Militarismus, Krise und Klassenkampfe: Zu den Haupttendenzen der internationalen Situation

Trumps zweite Amtszeit vertieft die weltweite Krise, die von Krieg, Genozid, imperialistischer Rivalität und der Erosion der liberalen Ordnung gezeichnet ist. Zugleich erlebt der Klassenkampf durch Streiks, Massenproteste und internationalen Solidaritätsbewegungen einen neuen Aufschwung.

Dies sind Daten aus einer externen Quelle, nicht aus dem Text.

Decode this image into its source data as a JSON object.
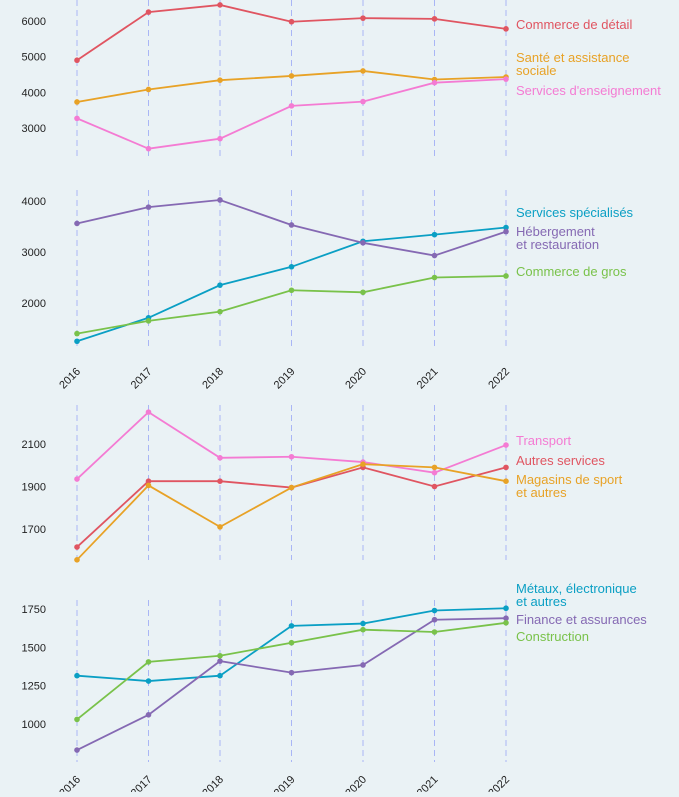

Vorbemerkung: Dieses Dokument über die internationale Situation diente der XIV. Konferenz der Strömung Permanente Revolution, die im Dezember 2025 in São Paulo, Brasilien, stattfand, als Diskussionsgrundlage. Es erschien ursprünglich am 16. November 2025 auf Spanisch. Seitdem haben sich die in dem Dokument beschriebenen Tendenzen nur weiter verschärft, von der imperialistischen Attacke auf Venezuela, den Massenprotesten im Iran, bis hin zu den ICE-Morden in den USA und dem darauffolgenden Generalstreik in Minneapolis.

Ein Jahr nach Beginn der zweiten Amtszeit von Donald Trump verschärfen sich die strukturellen Bedingungen für die Wiederbelebung von Tendenzen zu Kriegen, Krisen, Revolutionen (und Konterrevolutionen) weiter. Das findet im Völkermord des Staates Israel in Gaza den akutesten Ausdruck und auch darüber hinaus stehen Kriege als zentrales Element im Vordergrund.

Diese algebraische Definition der internationalen Lage nach der Krise von 2008 stützt sich auf Lenins klassische Formulierung aus der imperialistischen Ära. Darin war die Entwicklung des Klassenkampfes der Aspekt, der am stärksten zurückgeblieben war. Besonders im Vergleich zu den geopolitischen, wirtschaftlichen und zunehmend militärischen Auseinandersetzungen, die aus der Rivalität zwischen den Mächten hervorgegangen sind. Diese schlagen sich in dem seit fast vier Jahren andauernden Krieg zwischen Russland und der Ukraine/NATO nieder.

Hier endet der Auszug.